His research concerns the molecular nature, biology and diseases of basement membranes (BM), a special compartment of the extracellular matrix. His group has cloned almost all human BM proteins and clarified the causes of many BM-associated diseases like Alport syndrome, congenital nephrotic syndrome, junctional epidermolysis bullosa and congenital muscular dystrophy, and studied matrix metalloproteinases, including the discovery and crystal structure of matrix metalloproteinase 2 (MMP-2).
Tryggvason has published over 400 research articles and book chapters. He is a member of the Finnish Academy of Sciences and the Swedish Royal Academy of Sciences, and has served as a member of the Nobel Assembly and Committee at the Karolinska Institute for 18 years. He has received international prizes like the American Society of Nephrology Homer Smith Award, the Louis-Jeantet and Anders Jahre Prizes in Medicine and Distinguished Scientist Award from the International Society of Matrix Biology. Tryggvason is a co-founder of BioLamina, Stockholm, that produces recombinant human laminins for cell biology and cell therapy research.

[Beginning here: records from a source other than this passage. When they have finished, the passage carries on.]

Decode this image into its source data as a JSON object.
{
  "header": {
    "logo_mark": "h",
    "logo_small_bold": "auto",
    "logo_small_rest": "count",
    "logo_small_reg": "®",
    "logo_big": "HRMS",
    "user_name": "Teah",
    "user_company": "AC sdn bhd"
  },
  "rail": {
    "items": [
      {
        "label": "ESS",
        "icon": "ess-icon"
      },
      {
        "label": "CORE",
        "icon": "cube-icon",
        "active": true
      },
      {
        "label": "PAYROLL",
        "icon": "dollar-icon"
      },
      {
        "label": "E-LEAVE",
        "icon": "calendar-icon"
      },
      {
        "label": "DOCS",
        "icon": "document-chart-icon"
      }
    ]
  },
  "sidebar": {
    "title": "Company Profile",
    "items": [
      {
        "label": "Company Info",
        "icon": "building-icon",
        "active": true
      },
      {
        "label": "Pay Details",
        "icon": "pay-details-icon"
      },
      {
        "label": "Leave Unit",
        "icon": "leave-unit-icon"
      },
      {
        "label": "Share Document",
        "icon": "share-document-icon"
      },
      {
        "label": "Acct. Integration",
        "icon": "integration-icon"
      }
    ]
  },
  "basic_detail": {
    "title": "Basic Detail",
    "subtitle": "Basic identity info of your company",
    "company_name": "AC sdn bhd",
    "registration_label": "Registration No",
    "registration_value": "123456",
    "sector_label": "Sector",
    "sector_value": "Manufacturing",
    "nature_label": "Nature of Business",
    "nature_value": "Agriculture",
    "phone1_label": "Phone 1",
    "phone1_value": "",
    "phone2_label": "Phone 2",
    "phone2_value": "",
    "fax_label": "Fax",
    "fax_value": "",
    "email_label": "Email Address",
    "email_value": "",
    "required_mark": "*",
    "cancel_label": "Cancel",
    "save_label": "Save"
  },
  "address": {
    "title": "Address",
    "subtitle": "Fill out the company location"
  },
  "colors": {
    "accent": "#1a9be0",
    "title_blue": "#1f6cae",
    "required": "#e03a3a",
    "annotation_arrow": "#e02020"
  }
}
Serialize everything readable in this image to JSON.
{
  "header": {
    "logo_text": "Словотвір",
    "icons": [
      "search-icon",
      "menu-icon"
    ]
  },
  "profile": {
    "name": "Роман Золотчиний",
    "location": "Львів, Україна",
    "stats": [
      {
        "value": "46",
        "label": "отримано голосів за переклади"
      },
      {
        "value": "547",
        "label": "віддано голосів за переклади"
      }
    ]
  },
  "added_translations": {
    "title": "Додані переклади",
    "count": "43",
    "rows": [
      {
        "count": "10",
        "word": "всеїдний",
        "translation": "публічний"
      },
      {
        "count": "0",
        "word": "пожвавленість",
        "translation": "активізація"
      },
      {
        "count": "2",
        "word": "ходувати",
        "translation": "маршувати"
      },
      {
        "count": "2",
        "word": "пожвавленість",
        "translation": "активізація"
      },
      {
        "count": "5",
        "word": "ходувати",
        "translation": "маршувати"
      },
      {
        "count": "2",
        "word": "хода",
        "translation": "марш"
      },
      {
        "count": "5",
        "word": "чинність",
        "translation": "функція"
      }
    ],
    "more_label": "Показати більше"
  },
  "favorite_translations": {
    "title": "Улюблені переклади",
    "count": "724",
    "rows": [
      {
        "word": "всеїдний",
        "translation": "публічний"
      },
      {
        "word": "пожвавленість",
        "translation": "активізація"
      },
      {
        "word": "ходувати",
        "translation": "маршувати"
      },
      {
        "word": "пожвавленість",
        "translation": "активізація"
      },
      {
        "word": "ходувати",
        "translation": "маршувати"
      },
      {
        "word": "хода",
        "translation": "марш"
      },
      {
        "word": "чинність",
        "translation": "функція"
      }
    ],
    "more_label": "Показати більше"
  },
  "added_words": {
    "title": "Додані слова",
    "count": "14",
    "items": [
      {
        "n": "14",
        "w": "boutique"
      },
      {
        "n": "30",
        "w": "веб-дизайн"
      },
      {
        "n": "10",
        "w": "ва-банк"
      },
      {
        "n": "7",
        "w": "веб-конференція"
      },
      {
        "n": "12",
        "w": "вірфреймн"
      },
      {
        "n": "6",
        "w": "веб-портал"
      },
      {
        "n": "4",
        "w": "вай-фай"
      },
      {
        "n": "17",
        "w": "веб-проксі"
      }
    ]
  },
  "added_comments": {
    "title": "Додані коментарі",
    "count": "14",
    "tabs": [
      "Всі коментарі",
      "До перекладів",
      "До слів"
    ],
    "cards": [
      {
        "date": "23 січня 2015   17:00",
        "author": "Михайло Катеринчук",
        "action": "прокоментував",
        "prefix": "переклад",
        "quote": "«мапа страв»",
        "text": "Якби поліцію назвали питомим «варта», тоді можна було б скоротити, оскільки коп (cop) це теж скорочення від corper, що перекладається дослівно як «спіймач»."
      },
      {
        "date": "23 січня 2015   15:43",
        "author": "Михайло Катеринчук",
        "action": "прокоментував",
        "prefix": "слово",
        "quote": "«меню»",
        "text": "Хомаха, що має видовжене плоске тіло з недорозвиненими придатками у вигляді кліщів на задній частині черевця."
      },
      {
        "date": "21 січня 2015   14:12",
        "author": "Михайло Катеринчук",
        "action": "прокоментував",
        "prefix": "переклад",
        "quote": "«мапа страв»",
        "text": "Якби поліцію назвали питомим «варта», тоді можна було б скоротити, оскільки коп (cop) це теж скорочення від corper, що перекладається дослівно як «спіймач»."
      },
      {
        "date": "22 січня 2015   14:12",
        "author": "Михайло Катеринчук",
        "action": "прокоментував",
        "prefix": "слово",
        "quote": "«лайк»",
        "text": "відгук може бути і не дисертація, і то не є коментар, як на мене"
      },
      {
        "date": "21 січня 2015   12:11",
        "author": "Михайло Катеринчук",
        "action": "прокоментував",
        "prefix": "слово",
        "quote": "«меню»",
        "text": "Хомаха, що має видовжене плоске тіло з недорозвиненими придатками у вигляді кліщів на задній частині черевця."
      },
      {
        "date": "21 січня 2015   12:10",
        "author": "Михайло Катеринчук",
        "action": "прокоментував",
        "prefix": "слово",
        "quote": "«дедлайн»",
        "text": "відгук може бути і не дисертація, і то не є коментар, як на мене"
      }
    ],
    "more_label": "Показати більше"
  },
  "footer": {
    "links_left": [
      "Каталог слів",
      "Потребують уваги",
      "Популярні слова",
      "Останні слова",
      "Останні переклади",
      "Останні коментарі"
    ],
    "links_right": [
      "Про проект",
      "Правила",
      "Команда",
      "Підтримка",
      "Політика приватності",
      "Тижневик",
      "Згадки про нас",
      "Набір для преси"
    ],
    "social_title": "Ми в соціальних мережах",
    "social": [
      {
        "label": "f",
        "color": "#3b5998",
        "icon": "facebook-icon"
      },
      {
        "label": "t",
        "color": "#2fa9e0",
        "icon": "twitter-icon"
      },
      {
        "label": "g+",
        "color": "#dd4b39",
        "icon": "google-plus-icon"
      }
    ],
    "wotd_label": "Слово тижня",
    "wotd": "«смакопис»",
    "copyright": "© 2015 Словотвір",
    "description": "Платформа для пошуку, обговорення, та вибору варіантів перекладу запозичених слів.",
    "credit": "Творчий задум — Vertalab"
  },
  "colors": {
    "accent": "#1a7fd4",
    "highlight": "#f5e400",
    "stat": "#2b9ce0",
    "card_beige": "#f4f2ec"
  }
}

Tryggvason’s main current projects concern the production and characterization of recombinant human BM laminins and their role in stem cell culturing and differentiation. His group has developed fully human, chemically defined, reproducible methods for derivation and differentiation of pluripotent hES cells to cardiomyocytes, keratinocytes, photoreceptors and pancreatic islet cells that may pave the way for hESC-based therapies of related degenerative human diseases.